5. Prepare for tomorrow. Before bedtime, I always do a few things: 1. Write a to-do list for the day to come; 2. Get my outfit—complete with jewelry and shoes—together; and 3. Pack my schoolbag for the morning ahead. Yes, I take full ownership of how dorky all of this sounds, but it really does lower my anxiety level before I go to sleep. Since I prepare everything for the next day pre-slumber, I feel so relaxed knowing that I don’t have to do a ton in the morning. Writing out a to-do list especially helps since all of the things I have to do the following day aren’t “on my mind” … they’re on the piece of paper sitting on my dresser! As a result, I don’t have to wake up earlier to get all of this together, which cuts a good 10-20 minutes off of my morning routine. Try it for yourself and catch more Zzz’s!
6. Read away. Whenever I can’t sleep, I turn to my best friend: books. Like writing, the act of reading takes focus and concentration. When you’re already somewhat tired, reading tires you even more and helps the eyelids grow heavier after trying to keep up with all the words on the pages. Do yourself a favor and keep a few books next to your bedside table. Not that I don’t looooveee this book, but reading The Scarlett Letter sure had a way of making me arrive at snooze-ville!
7. Wake up with your … brain? You know when you suddenly wake up and your alarm hasn’t even gone off yet? Listen to your brain. If you avoid this internal wake-up call and try to fall back asleep, your sleep schedule will get messed up. Waking up on your own could be your body’s way of getting your sleep schedule on track. So if you want a more peaceful, deeper sleep later, follow your brain’s instincts and wake up when it says it’s time to wake up.
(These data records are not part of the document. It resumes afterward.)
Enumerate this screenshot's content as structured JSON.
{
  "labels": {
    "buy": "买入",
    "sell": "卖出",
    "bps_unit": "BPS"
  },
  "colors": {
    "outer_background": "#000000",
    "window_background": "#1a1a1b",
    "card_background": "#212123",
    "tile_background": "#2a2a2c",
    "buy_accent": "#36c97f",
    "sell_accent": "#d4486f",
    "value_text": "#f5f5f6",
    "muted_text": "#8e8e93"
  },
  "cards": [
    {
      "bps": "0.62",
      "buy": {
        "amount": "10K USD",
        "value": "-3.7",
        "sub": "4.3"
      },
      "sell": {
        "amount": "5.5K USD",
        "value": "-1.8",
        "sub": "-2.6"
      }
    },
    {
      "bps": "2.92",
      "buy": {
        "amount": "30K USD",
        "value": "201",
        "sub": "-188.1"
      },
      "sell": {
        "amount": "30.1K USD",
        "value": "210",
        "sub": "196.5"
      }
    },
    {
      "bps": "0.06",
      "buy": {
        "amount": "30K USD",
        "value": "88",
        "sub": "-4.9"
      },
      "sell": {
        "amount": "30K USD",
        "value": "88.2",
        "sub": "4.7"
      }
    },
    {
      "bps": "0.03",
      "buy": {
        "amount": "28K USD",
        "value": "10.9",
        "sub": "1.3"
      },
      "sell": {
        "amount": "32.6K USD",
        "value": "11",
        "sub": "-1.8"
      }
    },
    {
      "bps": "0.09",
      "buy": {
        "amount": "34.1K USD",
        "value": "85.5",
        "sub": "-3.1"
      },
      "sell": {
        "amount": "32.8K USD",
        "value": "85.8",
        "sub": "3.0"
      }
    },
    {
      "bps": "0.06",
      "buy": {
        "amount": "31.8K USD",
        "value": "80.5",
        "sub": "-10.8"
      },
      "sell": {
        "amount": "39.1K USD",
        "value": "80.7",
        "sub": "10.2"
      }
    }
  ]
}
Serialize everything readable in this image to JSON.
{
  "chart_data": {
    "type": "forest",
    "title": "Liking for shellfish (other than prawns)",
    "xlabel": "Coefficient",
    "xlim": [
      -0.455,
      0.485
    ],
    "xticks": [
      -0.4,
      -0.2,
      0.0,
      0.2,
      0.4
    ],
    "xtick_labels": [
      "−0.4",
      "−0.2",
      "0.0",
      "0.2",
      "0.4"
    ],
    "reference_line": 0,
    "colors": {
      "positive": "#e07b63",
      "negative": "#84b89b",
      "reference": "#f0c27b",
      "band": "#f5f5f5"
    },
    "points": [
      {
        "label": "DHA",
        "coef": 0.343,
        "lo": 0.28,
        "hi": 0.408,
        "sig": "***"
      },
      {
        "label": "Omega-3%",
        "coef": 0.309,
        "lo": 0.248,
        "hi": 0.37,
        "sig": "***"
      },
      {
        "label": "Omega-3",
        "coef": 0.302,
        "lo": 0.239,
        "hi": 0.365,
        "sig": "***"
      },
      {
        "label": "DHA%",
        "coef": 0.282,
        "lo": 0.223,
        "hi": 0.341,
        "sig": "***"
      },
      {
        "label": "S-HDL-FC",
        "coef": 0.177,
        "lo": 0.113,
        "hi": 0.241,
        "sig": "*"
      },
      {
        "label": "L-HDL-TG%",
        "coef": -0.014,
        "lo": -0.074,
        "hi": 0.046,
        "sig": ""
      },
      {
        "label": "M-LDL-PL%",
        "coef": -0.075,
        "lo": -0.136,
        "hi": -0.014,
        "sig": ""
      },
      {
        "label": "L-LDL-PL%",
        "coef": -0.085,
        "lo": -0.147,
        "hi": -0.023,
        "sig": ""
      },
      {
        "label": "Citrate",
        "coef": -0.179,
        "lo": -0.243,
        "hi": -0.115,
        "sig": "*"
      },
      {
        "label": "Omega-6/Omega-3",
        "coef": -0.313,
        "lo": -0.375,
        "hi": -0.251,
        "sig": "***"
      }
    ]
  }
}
8. Warm some milk. Forget sheep: cows know where it’s at. A tried-but-true trick, drinking a glass of warm milk before bed really does make you sleepy. Take a tip from Sarah Jessica Parker in the movie Sex and the City 2 and warm some milk right before bed (skip the chocolate sauce, though! Plain milk works best). It makes you full, too, so you won’t go to sleep with hunger on the mind. Sip away and drift into a deep, deep sleep.
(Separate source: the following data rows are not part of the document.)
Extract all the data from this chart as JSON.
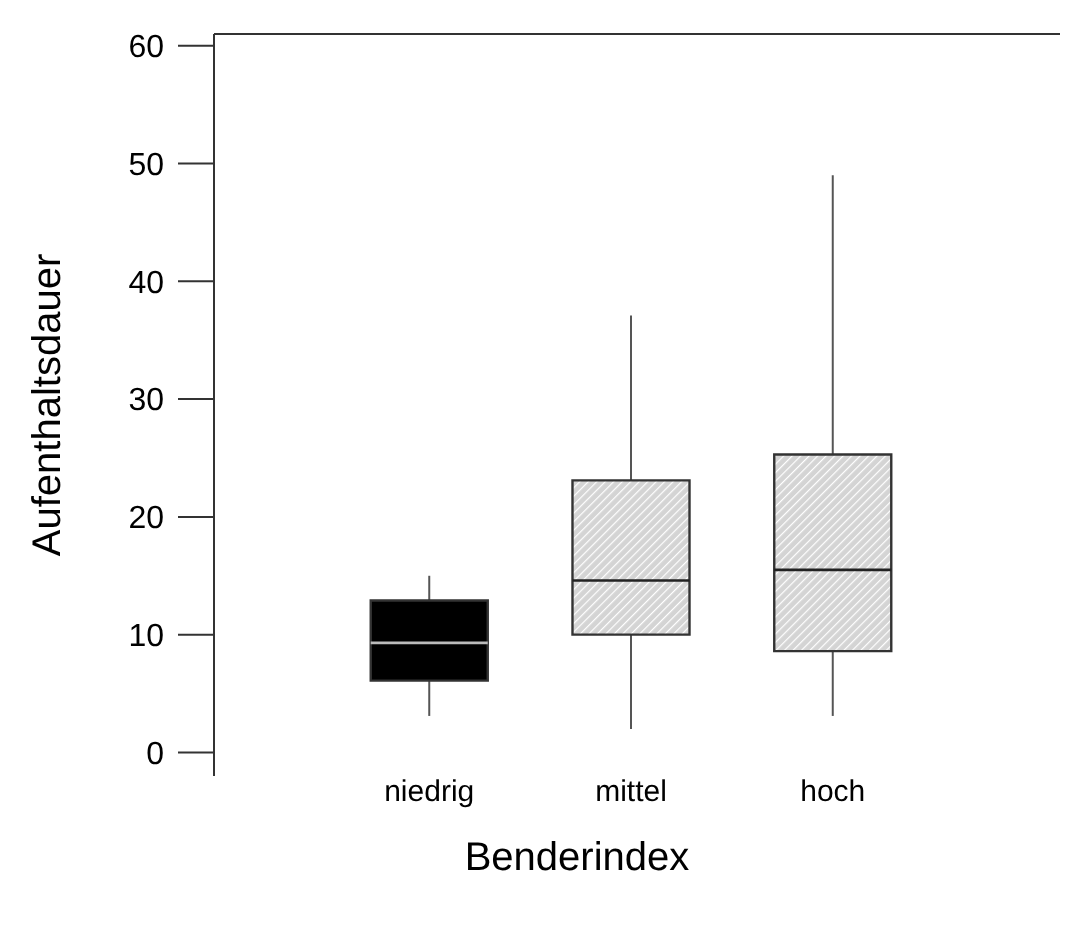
{
  "chart_data": {
    "type": "box",
    "xlabel": "Benderindex",
    "ylabel": "Aufenthaltsdauer",
    "categories": [
      "niedrig",
      "mittel",
      "hoch"
    ],
    "colors": [
      "#000000",
      "#d4d4d4",
      "#d4d4d4"
    ],
    "boxes": [
      {
        "low": 3.1,
        "q1": 6.1,
        "median": 9.3,
        "q3": 12.9,
        "high": 15
      },
      {
        "low": 2,
        "q1": 10,
        "median": 14.6,
        "q3": 23.1,
        "high": 37.1
      },
      {
        "low": 3.1,
        "q1": 8.6,
        "median": 15.5,
        "q3": 25.3,
        "high": 49
      }
    ],
    "ylim": [
      -2,
      61
    ],
    "yticks": [
      0,
      10,
      20,
      30,
      40,
      50,
      60
    ],
    "grid": false
  }
}
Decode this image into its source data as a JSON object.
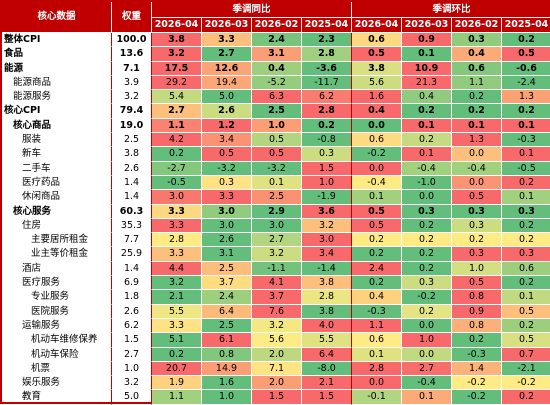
{
  "header": {
    "name": "核心数据",
    "weight": "权重",
    "groups": [
      "季调同比",
      "季调环比"
    ],
    "periods": [
      "2026-04",
      "2026-03",
      "2026-02",
      "2025-04",
      "2026-04",
      "2026-03",
      "2026-02",
      "2025-04"
    ]
  },
  "table": {
    "rows": [
      [
        "整体CPI",
        "100.0",
        "3.8",
        "3.3",
        "2.4",
        "2.3",
        "0.6",
        "0.9",
        "0.3",
        "0.2"
      ],
      [
        "食品",
        "13.6",
        "3.2",
        "2.7",
        "3.1",
        "2.8",
        "0.5",
        "0.1",
        "0.4",
        "0.5"
      ],
      [
        "能源",
        "7.1",
        "17.5",
        "12.6",
        "0.4",
        "-3.6",
        "3.8",
        "10.9",
        "0.6",
        "-0.6"
      ],
      [
        "能源商品",
        "3.9",
        "29.2",
        "19.4",
        "-5.2",
        "-11.7",
        "5.6",
        "21.3",
        "1.1",
        "-2.4"
      ],
      [
        "能源服务",
        "3.2",
        "5.4",
        "5.0",
        "6.3",
        "6.2",
        "1.6",
        "0.4",
        "0.2",
        "1.3"
      ],
      [
        "核心CPI",
        "79.4",
        "2.7",
        "2.6",
        "2.5",
        "2.8",
        "0.4",
        "0.2",
        "0.2",
        "0.2"
      ],
      [
        "核心商品",
        "19.0",
        "1.1",
        "1.2",
        "1.0",
        "0.2",
        "0.0",
        "0.1",
        "0.1",
        "0.1"
      ],
      [
        "服装",
        "2.5",
        "4.2",
        "3.4",
        "0.5",
        "-0.8",
        "0.6",
        "0.2",
        "1.3",
        "-0.3"
      ],
      [
        "新车",
        "3.8",
        "0.2",
        "0.5",
        "0.5",
        "0.3",
        "-0.2",
        "0.1",
        "0.0",
        "0.1"
      ],
      [
        "二手车",
        "2.6",
        "-2.7",
        "-3.2",
        "-3.2",
        "1.5",
        "0.0",
        "-0.4",
        "-0.4",
        "-0.5"
      ],
      [
        "医疗药品",
        "1.4",
        "-0.5",
        "0.3",
        "0.1",
        "1.0",
        "-0.4",
        "-1.0",
        "0.0",
        "0.2"
      ],
      [
        "休闲商品",
        "1.4",
        "3.0",
        "3.3",
        "2.5",
        "-1.9",
        "0.1",
        "0.0",
        "0.5",
        "0.1"
      ],
      [
        "核心服务",
        "60.3",
        "3.3",
        "3.0",
        "2.9",
        "3.6",
        "0.5",
        "0.3",
        "0.3",
        "0.3"
      ],
      [
        "住房",
        "35.3",
        "3.3",
        "3.0",
        "3.0",
        "3.2",
        "0.5",
        "0.2",
        "0.3",
        "0.2"
      ],
      [
        "主要居所租金",
        "7.7",
        "2.8",
        "2.6",
        "2.7",
        "3.0",
        "0.2",
        "0.2",
        "0.2",
        "0.2"
      ],
      [
        "业主等价租金",
        "25.9",
        "3.3",
        "3.1",
        "3.2",
        "3.4",
        "0.2",
        "0.2",
        "0.3",
        "0.3"
      ],
      [
        "酒店",
        "1.4",
        "4.4",
        "2.5",
        "-1.1",
        "-1.4",
        "2.4",
        "0.2",
        "1.0",
        "0.6"
      ],
      [
        "医疗服务",
        "6.9",
        "3.2",
        "3.7",
        "4.1",
        "3.8",
        "0.2",
        "0.3",
        "0.5",
        "0.2"
      ],
      [
        "专业服务",
        "1.8",
        "2.1",
        "2.4",
        "3.7",
        "2.8",
        "0.4",
        "-0.2",
        "0.8",
        "0.1"
      ],
      [
        "医院服务",
        "2.6",
        "5.5",
        "6.4",
        "7.6",
        "3.8",
        "-0.3",
        "0.2",
        "0.9",
        "0.5"
      ],
      [
        "运输服务",
        "6.2",
        "3.3",
        "2.5",
        "3.2",
        "4.0",
        "1.1",
        "0.0",
        "0.8",
        "0.2"
      ],
      [
        "机动车维修保养",
        "1.5",
        "5.1",
        "6.1",
        "5.6",
        "5.5",
        "0.6",
        "1.0",
        "0.2",
        "0.5"
      ],
      [
        "机动车保险",
        "2.7",
        "0.2",
        "0.8",
        "2.0",
        "6.4",
        "0.1",
        "0.0",
        "-0.3",
        "0.7"
      ],
      [
        "机票",
        "1.0",
        "20.7",
        "14.9",
        "7.1",
        "-8.0",
        "2.8",
        "2.7",
        "1.4",
        "-2.1"
      ],
      [
        "娱乐服务",
        "3.2",
        "1.9",
        "1.6",
        "2.0",
        "2.1",
        "0.0",
        "-0.4",
        "-0.2",
        "-0.2"
      ],
      [
        "教育",
        "5.0",
        "1.1",
        "1.0",
        "1.5",
        "1.5",
        "-0.1",
        "0.1",
        "-0.2",
        "0.2"
      ]
    ]
  }
}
9. Picture yourself at peace. When I’m about to fall asleep, I try to picture myself in a complete state of peace: I take myself back to summer vacation, a lazy day in the park, or an evening snuggling by the fire. Bringing back memories of peaceful times in my life causes my mind to drift to a pleasant place. With these images in mind, it’s easier to drift off to sleep and stay asleep knowing that your brain and body have found Nirvana … no, not the band, but a state of heavenly relaxation.
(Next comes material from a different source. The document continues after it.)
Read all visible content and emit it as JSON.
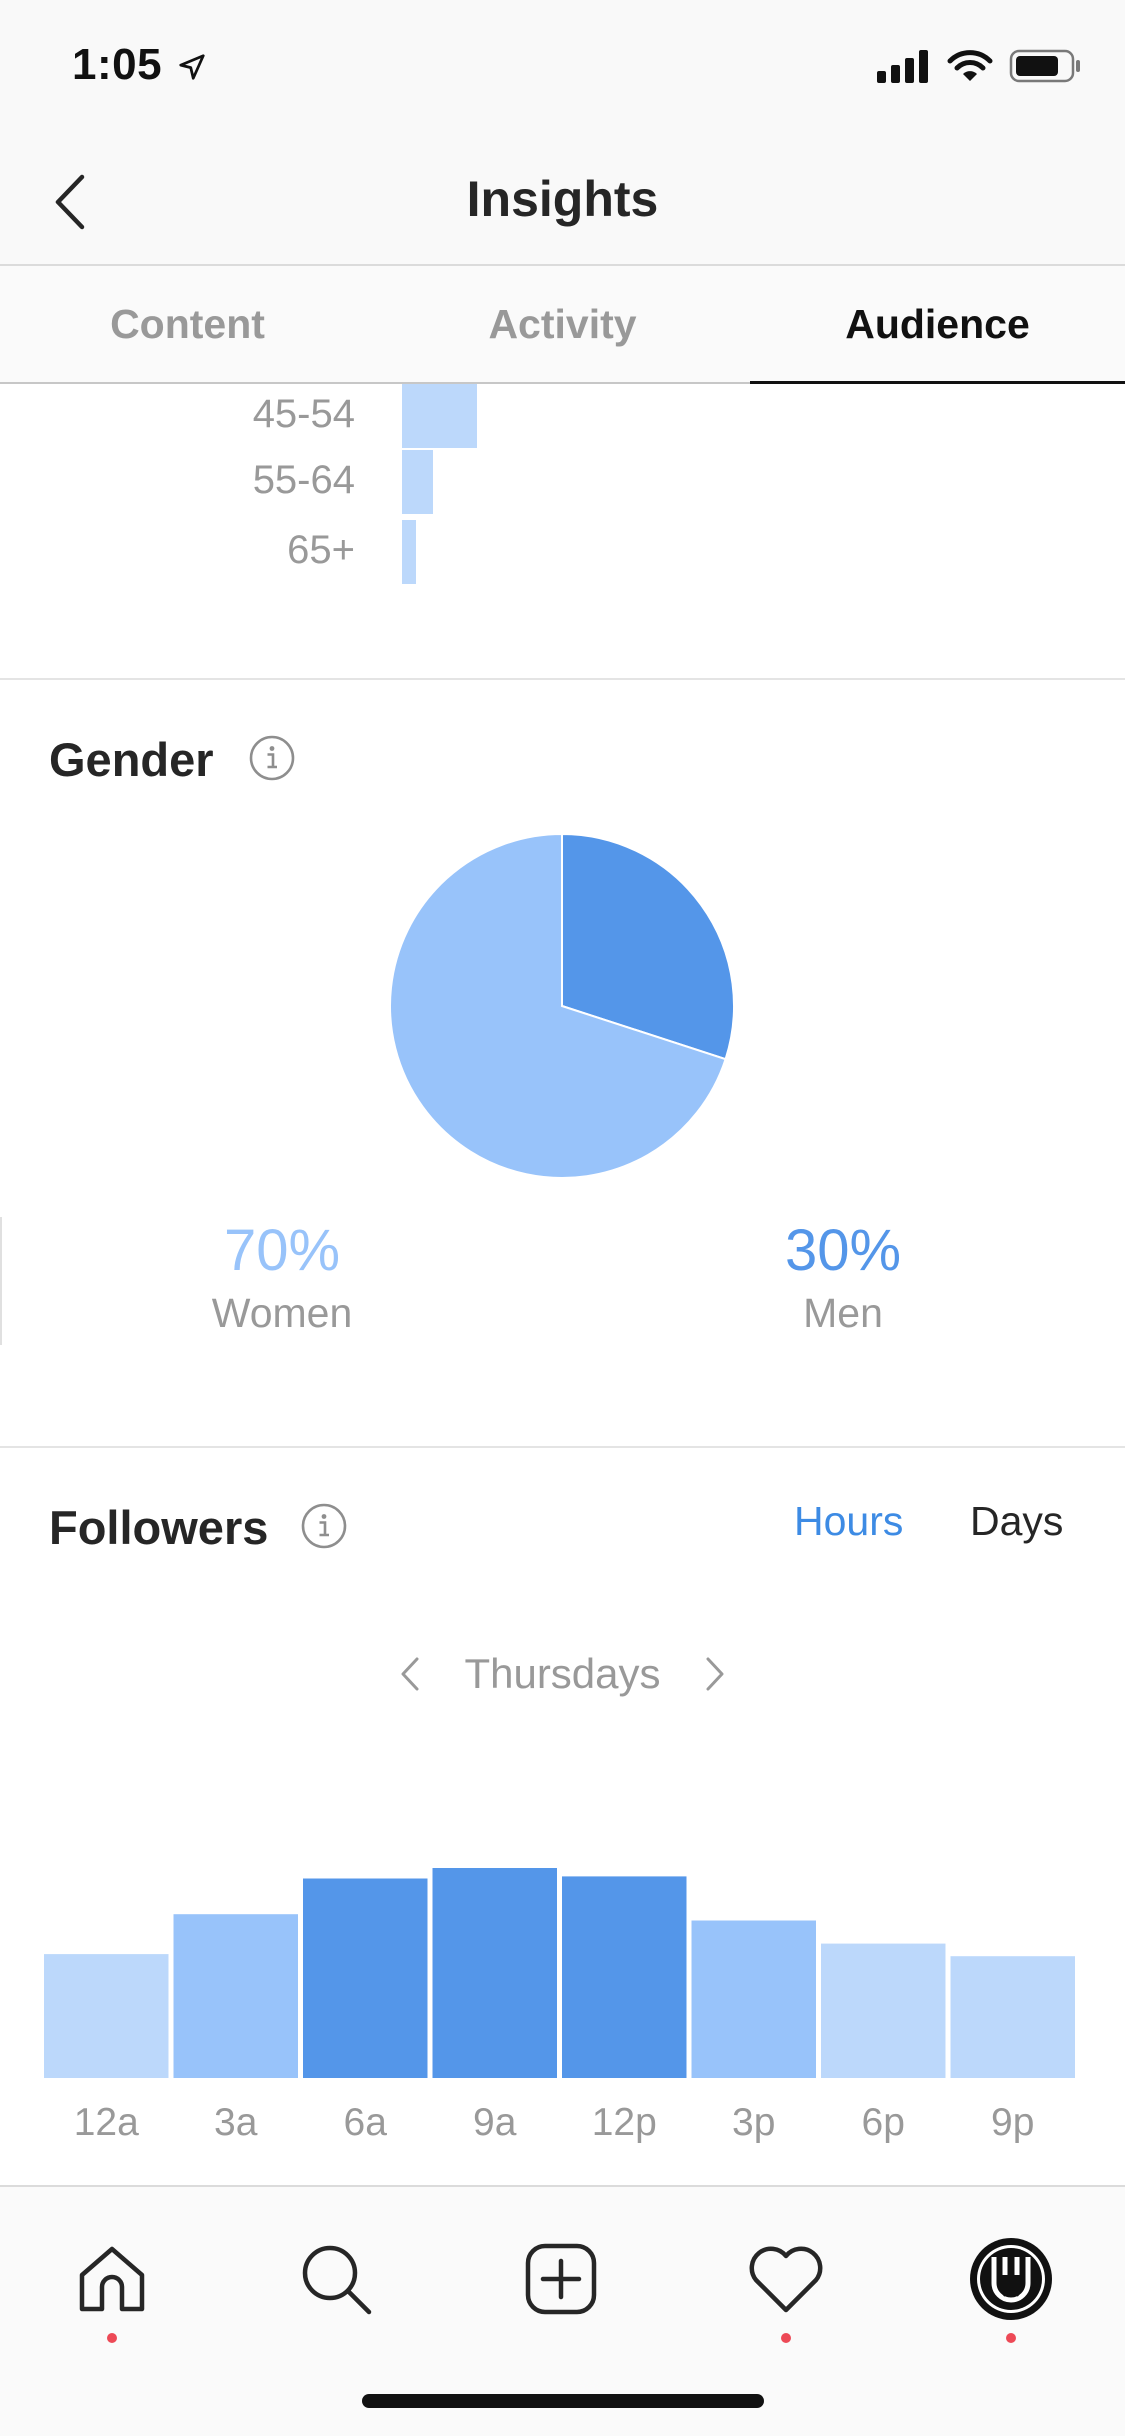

10. “Breathe, Stretch, Shake … Let it go.” Not ashamed to say that I do take solid advice from Ma$e’s smash-hit circa 2004 (great song … will make you wanna dance for days). Stretch your arms, legs, shoulders and anything else you have to stretch before you slip under the covers. Releasing tension from your body will help you relax and will make it easier to fall asleep. Also, I’m one of those people that totally believe in yoga and meditation, and I truly think these methods have the power to clear the mind. Practicing yoga on a daily basis not only tones the body, but releases stress from the different muscles and joints to bring you closer to ultimate relaxation. Also, breathing deeply about 10 times helps induce sleep and clears your mind.
Enjoy these tips to get the most out of your sleep, and begin feeling less and less tired. Sleep is truthfully the key to getting the most out of your day. So, making sleep meaningful will help you start enjoying a healthy and happy life!